Toute femme est une île

© Alcock

Dans un roman de mise en mouvement perpétuel, Julia Kerninon fait tournoyer dans une spirale de secrets son héroïne en quête d’émancipation.

Nous faisons connaissance avec Liv Maria, héroïne-titre alors même qu’elle n’est qu’un embryon potentiel dans le désir de ses parents –  » c’est une scène hommage au roman anglais Tristram Shandy de Laurence Sterne« , souligne Julia Kerninon. Ce premier écho donnera le ton: dans ce roman, les livres des autres ont aussi toute leur place. La petite fille grandit sur une île et dans le sillage d’autres personnages de l’autrice, elle est  » très autonome, avec d’abord une vie intérieure, privée« . Longtemps, en enfant unique, elle est choyée par les adultes, en particulier par son père norvégien, Thure, qui lui donne le goût de la lecture (de Beckett à Jack London). Mais en 1987, après qu’un étranger a profité de la promiscuité d’une Volvo pour la toucher, voilà l’adolescente de 17 ans envoyée illico à Berlin par sa mère, chez qui l’incident a ravivé un traumatisme douloureux. Accueillie comme fille au pair par sa tante après cette  » chute du paradis de l’enfance« , Liv Maria laisse à nouveau l’inconnu entrer dans sa vie en débutant des leçons d’anglais avec Fergus O’Shea, professeur plus âgé.

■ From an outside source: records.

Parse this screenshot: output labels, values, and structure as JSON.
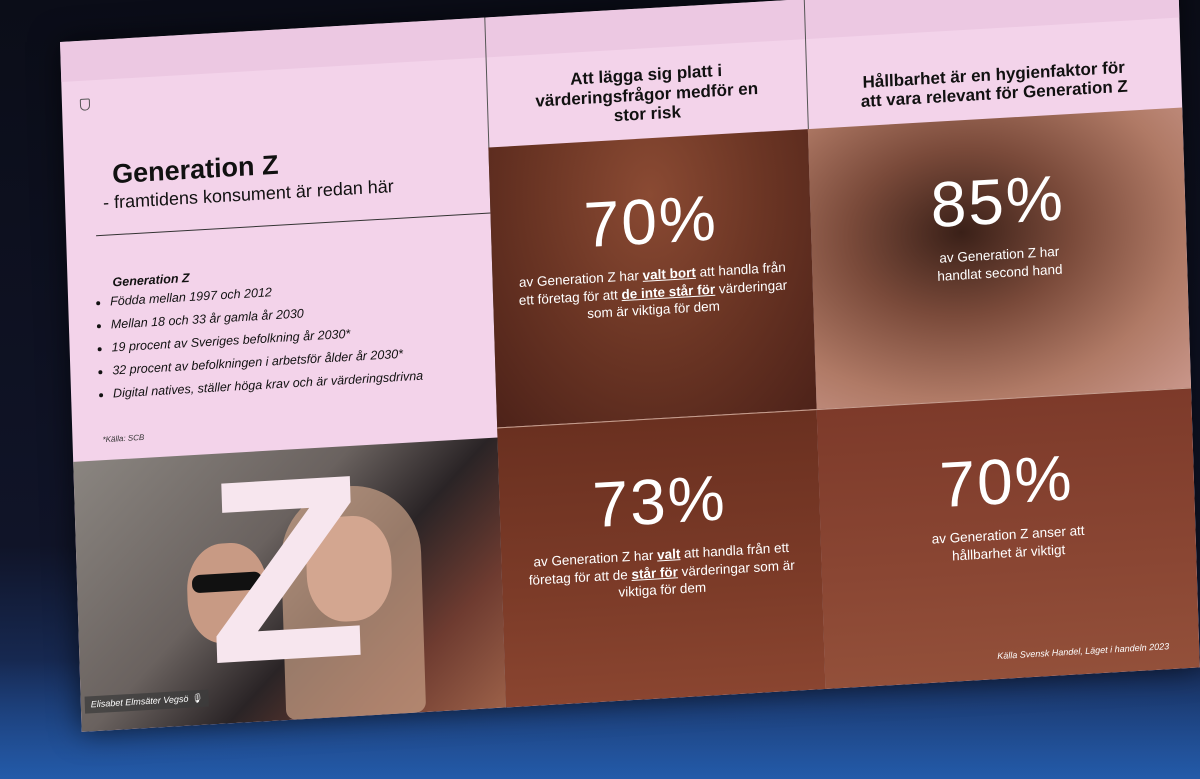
{
  "slide": {
    "title": "Generation Z",
    "subtitle": "- framtidens konsument är redan här",
    "list_heading": "Generation Z",
    "bullets": [
      "Födda mellan 1997 och 2012",
      "Mellan 18 och 33 år gamla år 2030",
      "19 procent av Sveriges befolkning år 2030*",
      "32 procent av befolkningen i arbetsför ålder år 2030*",
      "Digital natives, ställer höga krav och är värderingsdrivna"
    ],
    "footnote": "*Källa: SCB",
    "photo_letter": "Z",
    "presenter_caption": "Elisabet Elmsäter Vegsö",
    "column_headers": [
      "Att lägga sig platt i värderingsfrågor medför en stor risk",
      "Hållbarhet är en hygienfaktor för att vara relevant för Generation Z"
    ],
    "stats": [
      {
        "value": "70%",
        "pre": "av Generation Z har ",
        "bold": "valt bort",
        "mid": " att handla från ett företag för att ",
        "bold2": "de inte står för",
        "post": " värderingar som är viktiga för dem"
      },
      {
        "value": "85%",
        "pre": "av Generation Z har handlat second hand"
      },
      {
        "value": "73%",
        "pre": "av Generation Z har ",
        "bold": "valt",
        "mid": " att handla från ett företag för att de ",
        "bold2": "står för",
        "post": " värderingar som är viktiga för dem"
      },
      {
        "value": "70%",
        "pre": "av Generation Z anser att hållbarhet är viktigt"
      }
    ],
    "source": "Källa Svensk Handel, Läget i handeln 2023"
  }
}
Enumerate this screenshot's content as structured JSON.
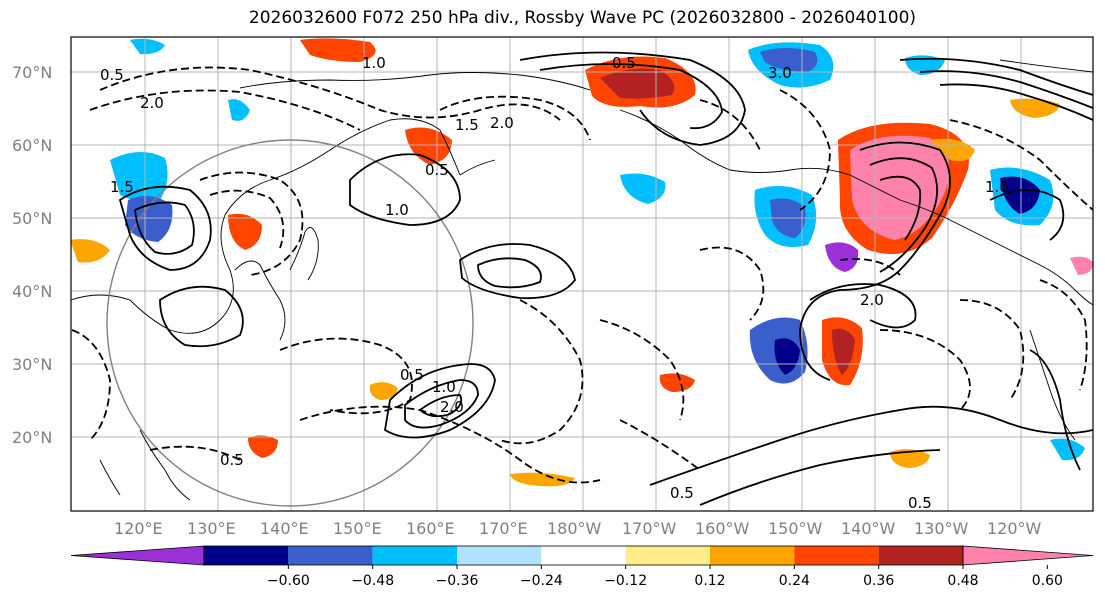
{
  "title": "2026032600 F072 250 hPa div., Rossby Wave PC (2026032800 - 2026040100)",
  "lat_labels": [
    "70°N",
    "60°N",
    "50°N",
    "40°N",
    "30°N",
    "20°N"
  ],
  "lon_labels": [
    "120°E",
    "130°E",
    "140°E",
    "150°E",
    "160°E",
    "170°E",
    "180°W",
    "170°W",
    "160°W",
    "150°W",
    "140°W",
    "130°W",
    "120°W"
  ],
  "colorbar": {
    "ticks": [
      "−0.60",
      "−0.48",
      "−0.36",
      "−0.24",
      "−0.12",
      "0.12",
      "0.24",
      "0.36",
      "0.48",
      "0.60"
    ],
    "colors": [
      "#9b30d8",
      "#00008b",
      "#3a5fcd",
      "#00bfff",
      "#b0e2ff",
      "#ffffff",
      "#ffec8b",
      "#ffa500",
      "#ff4500",
      "#b22222",
      "#ff82ab"
    ]
  },
  "contour_labels": [
    "0.5",
    "1.0",
    "2.0",
    "3.0",
    "1.5",
    "0.5",
    "1.0",
    "2.0",
    "0.5",
    "1.5",
    "0.5",
    "1.0",
    "2.0",
    "0.5",
    "0.5",
    "1.0",
    "2.0",
    "0.5"
  ],
  "colors": {
    "grid": "#b4b4b4",
    "circle": "#808080",
    "axis_text": "#808080"
  }
}
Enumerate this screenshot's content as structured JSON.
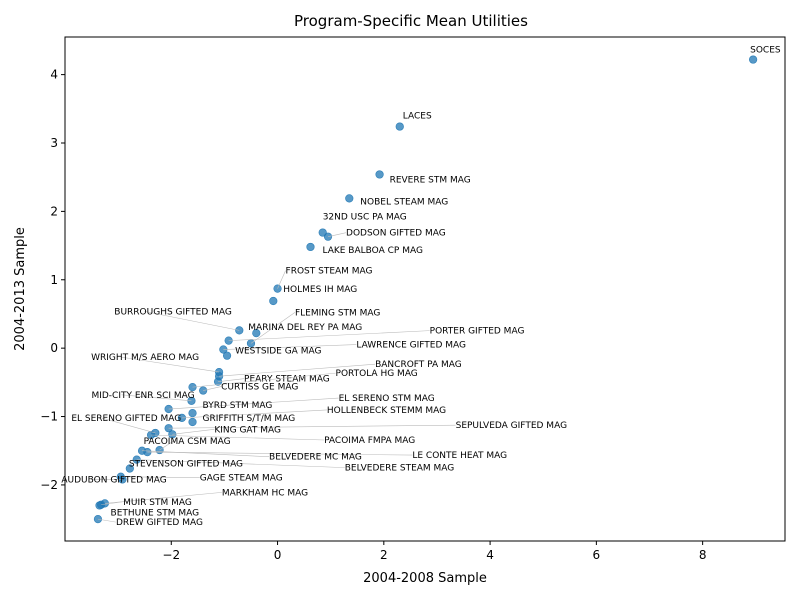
{
  "chart_data": {
    "type": "scatter",
    "title": "Program-Specific Mean Utilities",
    "xlabel": "2004-2008 Sample",
    "ylabel": "2004-2013 Sample",
    "xlim": [
      -4.0,
      9.55
    ],
    "ylim": [
      -2.82,
      4.55
    ],
    "xticks": [
      -2,
      0,
      2,
      4,
      6,
      8
    ],
    "yticks": [
      -2,
      -1,
      0,
      1,
      2,
      3,
      4
    ],
    "grid": false,
    "points": [
      {
        "x": 8.95,
        "y": 4.22,
        "label": "SOCES"
      },
      {
        "x": 2.3,
        "y": 3.24,
        "label": "LACES"
      },
      {
        "x": 1.92,
        "y": 2.54,
        "label": "REVERE STM MAG"
      },
      {
        "x": 1.35,
        "y": 2.19,
        "label": "NOBEL STEAM MAG"
      },
      {
        "x": 0.85,
        "y": 1.69,
        "label": "32ND USC PA MAG"
      },
      {
        "x": 0.95,
        "y": 1.63,
        "label": "DODSON GIFTED MAG"
      },
      {
        "x": 0.62,
        "y": 1.48,
        "label": "LAKE BALBOA CP MAG"
      },
      {
        "x": 0.0,
        "y": 0.87,
        "label": "FROST STEAM MAG"
      },
      {
        "x": -0.08,
        "y": 0.69,
        "label": "HOLMES IH MAG"
      },
      {
        "x": -0.5,
        "y": 0.07,
        "label": "FLEMING STM MAG"
      },
      {
        "x": -0.72,
        "y": 0.26,
        "label": "BURROUGHS GIFTED MAG"
      },
      {
        "x": -0.4,
        "y": 0.22,
        "label": "MARINA DEL REY PA MAG"
      },
      {
        "x": -0.92,
        "y": 0.11,
        "label": "PORTER GIFTED MAG"
      },
      {
        "x": -1.02,
        "y": -0.02,
        "label": "LAWRENCE GIFTED MAG"
      },
      {
        "x": -0.95,
        "y": -0.11,
        "label": "WESTSIDE GA MAG"
      },
      {
        "x": -1.1,
        "y": -0.35,
        "label": "WRIGHT M/S AERO MAG"
      },
      {
        "x": -1.1,
        "y": -0.41,
        "label": "BANCROFT PA MAG"
      },
      {
        "x": -1.12,
        "y": -0.49,
        "label": "PEARY STEAM MAG"
      },
      {
        "x": -1.6,
        "y": -0.57,
        "label": "PORTOLA HG MAG"
      },
      {
        "x": -1.4,
        "y": -0.62,
        "label": "CURTISS GE MAG"
      },
      {
        "x": -1.62,
        "y": -0.77,
        "label": "MID-CITY ENR SCI MAG"
      },
      {
        "x": -2.05,
        "y": -0.89,
        "label": "EL SERENO STM MAG"
      },
      {
        "x": -1.6,
        "y": -0.95,
        "label": "BYRD STM MAG"
      },
      {
        "x": -1.8,
        "y": -1.02,
        "label": "HOLLENBECK STEMM MAG"
      },
      {
        "x": -1.6,
        "y": -1.08,
        "label": "GRIFFITH S/T/M MAG"
      },
      {
        "x": -2.05,
        "y": -1.17,
        "label": "SEPULVEDA GIFTED MAG"
      },
      {
        "x": -1.98,
        "y": -1.26,
        "label": "KING GAT MAG"
      },
      {
        "x": -2.3,
        "y": -1.24,
        "label": "EL SERENO GIFTED MAG"
      },
      {
        "x": -2.38,
        "y": -1.27,
        "label": "PACOIMA FMPA MAG"
      },
      {
        "x": -2.22,
        "y": -1.49,
        "label": "PACOIMA CSM MAG"
      },
      {
        "x": -2.45,
        "y": -1.52,
        "label": "LE CONTE HEAT MAG"
      },
      {
        "x": -2.55,
        "y": -1.5,
        "label": "BELVEDERE MC MAG"
      },
      {
        "x": -2.65,
        "y": -1.63,
        "label": "BELVEDERE STEAM MAG"
      },
      {
        "x": -2.78,
        "y": -1.76,
        "label": "STEVENSON GIFTED MAG"
      },
      {
        "x": -2.95,
        "y": -1.88,
        "label": "GAGE STEAM MAG"
      },
      {
        "x": -2.92,
        "y": -1.92,
        "label": "AUDUBON GIFTED MAG"
      },
      {
        "x": -3.25,
        "y": -2.27,
        "label": "MARKHAM HC MAG"
      },
      {
        "x": -3.32,
        "y": -2.29,
        "label": "MUIR STM MAG"
      },
      {
        "x": -3.35,
        "y": -2.3,
        "label": "BETHUNE STM MAG"
      },
      {
        "x": -3.38,
        "y": -2.5,
        "label": "DREW GIFTED MAG"
      }
    ]
  }
}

Loin de ses repères, elle voit chez cet Irlandais amoureux des livres comme un refuge familier. Si au détour de cette relation estivale transgressive elle se découvre un corps fait pour autre chose que pour pêcher ou courir,  » viendra le moment où [lui] sera brutalement rappelé combien une bénédiction peut aussi devenir une blessure« .

Toute femme est une île

Après ce véritable moment de bascule dans sa trajectoire et le décès prématuré de ses parents, Liv Maria multipliera les départs et les métamorphoses, sans échapper au fatum ni à l’impact d’amours successives qui contribueront aussi à la redessiner. Elle ne s’enracinera jamais durablement, poussée par l’impulsion d’enfin se trouver elle-même, par-delà le visage tantôt serein, tantôt tragique, tantôt obstiné qu’elle présente au monde. L’autrice s’explique sur cette sensation de collage, ce cycle de mues:  » C’est un livre qui parle de la puissance des femmes et du fait qu’elles sont beaucoup plus solides et complexes que l’image qu’ont tendance à en donner les hommes, notamment dans leurs fictions. Je construis toujours mes personnages petit à petit, à la manière des plasticiens: j’espère que si j’alterne un passage drôle, avec un passage où elle se montre courageuse ou tendre, les lecteurs finiront par voir mon héroïne comme moi. » Liv Maria, éblouissant portrait impressionniste, se refuse d’ailleurs à choisir entre acuité des sens et célébration spirituelle: il y a ici autant un hommage au pouvoir de la langue, tantôt familière tantôt intrinsèquement porteuse de danger, qu’à la façon dont cette héroïne existe corporellement. Le lecteur ne peut qu’en sortir grandi, à l’affût de sa propre clairière où affirmer un « je ».

Liv Maria

De Julia Kerninon, éditions L’Iconoclaste, 320 pages.